Jeff Bezos had a lot on his mind when he sat down to pen his annual letter to Amazon shareholders this year.

The founder and CEO of the retail giant addressed a number of issues amid the usual chest beating these sorts of letters often contain. And he sent some warnings, both subtle and direct, to investors, letting them know that some bumps could lie ahead.

Here’s a look at four of the principle themes Bezos covered in this year’s note.

Antitrust scrutiny is a looming threat

Bezos never mentioned antitrust or antitrust regulators in the letter, but as government officials take increased note of the power and amount of data being held by large tech companies (and presidential candidate Sen. Elizabeth Warren has indicated she wants to break up Amazon and other companies) he definitely started building a defense.

“Third-party sellers are kicking our first party butt. Badly.” he wrote, pointing to the rise in physical gross merchandise sales on Amazon, which now stands at 58%. This led to a discussion about how Amazon had invested in selling tools and the Fulfillment by Amazon and Prime membership programs. So it might have been easy to shrug that one off.

A bit later, though, Bezos stressed “Amazon today remains a small player in global retail”—an odd claim for a company that reported nearly $142 billion in product sales last year.

“Multibillion-dollar failures” are coming to Amazon

Amazon experiments with new products all the time. It bought Whole Foods. It’s experimenting with brick and mortar stores. It’s also working on a healthcare venture with JPMorgan Chase and Berkshire Hathaway and has signaled an interest in home robots.

Some of these experiments, Bezos warned, are going to be colossal failures.

“If the size of your failures isn’t growing, you’re not going to be inventing at a size that can actually move the needle,” he wrote. “Amazon will be experimenting at the right scale for a company of our size if we occasionally have multibillion-dollar failures.”
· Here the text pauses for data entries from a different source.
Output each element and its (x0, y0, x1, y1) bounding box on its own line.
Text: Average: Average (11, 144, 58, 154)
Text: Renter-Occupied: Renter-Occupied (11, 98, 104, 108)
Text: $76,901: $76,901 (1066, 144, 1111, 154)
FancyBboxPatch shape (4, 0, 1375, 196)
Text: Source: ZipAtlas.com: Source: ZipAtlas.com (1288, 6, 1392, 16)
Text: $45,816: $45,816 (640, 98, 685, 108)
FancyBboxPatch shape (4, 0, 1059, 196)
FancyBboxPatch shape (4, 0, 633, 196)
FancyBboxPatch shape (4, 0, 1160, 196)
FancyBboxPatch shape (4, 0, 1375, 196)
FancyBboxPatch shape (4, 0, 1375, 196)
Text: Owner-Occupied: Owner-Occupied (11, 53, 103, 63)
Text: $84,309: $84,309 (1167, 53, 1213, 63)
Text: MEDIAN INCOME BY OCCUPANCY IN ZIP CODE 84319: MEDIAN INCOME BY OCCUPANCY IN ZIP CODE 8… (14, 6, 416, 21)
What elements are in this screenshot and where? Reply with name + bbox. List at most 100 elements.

Seeking to ease any investor angst that line caused, he hastened to add “The good news for shareowners is that a single big winning bet can more than cover the cost of many losers,” pointing to Echo as an example.
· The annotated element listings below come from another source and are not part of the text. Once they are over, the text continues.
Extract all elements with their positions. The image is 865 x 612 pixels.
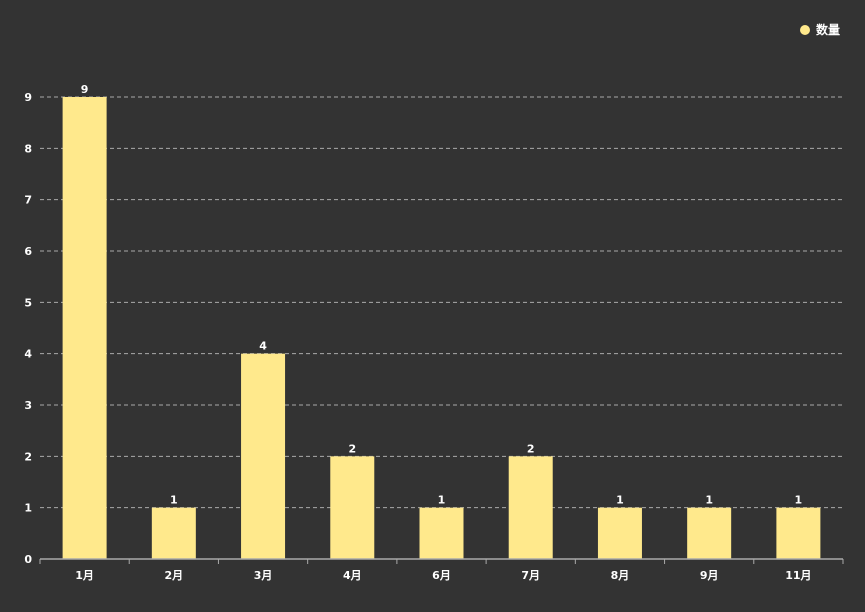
y-tick-label: 1 — [24, 502, 32, 515]
bar-7月[interactable] — [508, 456, 553, 559]
data-label: 1 — [795, 494, 803, 507]
data-label: 1 — [705, 494, 713, 507]
y-tick-label: 0 — [24, 553, 32, 566]
x-tick-label: 3月 — [254, 569, 273, 582]
y-tick-label: 7 — [24, 194, 32, 207]
data-labels: 9 1 4 2 1 2 1 1 1 — [81, 83, 802, 507]
data-label: 9 — [81, 83, 89, 96]
x-tick-label: 4月 — [343, 569, 362, 582]
data-label: 1 — [170, 494, 178, 507]
bar-6月[interactable] — [419, 507, 464, 559]
y-tick-label: 8 — [24, 142, 32, 155]
bar-2月[interactable] — [151, 507, 196, 559]
x-tick-label: 1月 — [75, 569, 94, 582]
x-tick-label: 11月 — [785, 569, 811, 582]
x-tick-label: 7月 — [521, 569, 540, 582]
y-tick-label: 4 — [24, 348, 32, 361]
y-tick-label: 3 — [24, 399, 32, 412]
y-tick-label: 6 — [24, 245, 32, 258]
bar-11月[interactable] — [776, 507, 821, 559]
x-tick-label: 8月 — [611, 569, 630, 582]
y-tick-label: 2 — [24, 450, 32, 463]
data-label: 2 — [527, 442, 535, 455]
x-tick-label: 2月 — [165, 569, 184, 582]
bars — [62, 97, 821, 559]
bar-8月[interactable] — [597, 507, 642, 559]
data-label: 1 — [616, 494, 624, 507]
bar-9月[interactable] — [687, 507, 732, 559]
bar-4月[interactable] — [330, 456, 375, 559]
data-label: 2 — [348, 442, 356, 455]
y-tick-label: 9 — [24, 91, 32, 104]
y-tick-label: 5 — [24, 296, 32, 309]
x-tick-label: 9月 — [700, 569, 719, 582]
data-label: 1 — [438, 494, 446, 507]
bar-3月[interactable] — [241, 353, 286, 559]
gridlines — [40, 96, 843, 509]
data-label: 4 — [259, 340, 267, 353]
legend-swatch-icon[interactable] — [800, 25, 810, 35]
legend[interactable]: 数量 — [800, 22, 840, 37]
axes: 0 1 2 3 4 5 6 7 8 9 1月 2月 3月 4月 6月 7月 8月 9月 11月 — [24, 91, 844, 582]
bar-1月[interactable] — [62, 97, 107, 559]
legend-label[interactable]: 数量 — [816, 22, 840, 37]
x-tick-label: 6月 — [432, 569, 451, 582]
Bezos issues a minimum wage challenge

Months after raising Amazon’s minimum wage to $15 per hour, Bezos challenged retail competitors to do the same—or surpass the company

“We decided it was time to lead – to offer wages that went beyond competitive,” he wrote. “We did it because it seemed like the right thing to do. Today I challenge our top retail competitors (you know who you are!) to match our employee benefits and our $15 minimum wage. Do it! Better yet, go to $16 and throw the gauntlet back at us. It’s a kind of competition that will benefit everyone.”

What he didn’t mention was in raising the minimum wage, Amazon also did away with employee incentive pay including monthly bonuses and stock option awards.

Look for more Amazon brick and mortar stores

In talking about the company’s successes, Bezos made a point to namecheck the brick and mortar stores that do away with checkout lines.

While he stopped short of saying the company plans to expand the footprint of those, Bezos did seem to lean that way.

“The reward has been the response from customers, who’ve described the experience of shopping at Amazon Go as ‘magical’,” he said. “We now have 10 stores in Chicago, San Francisco, and Seattle, and are excited about the future.”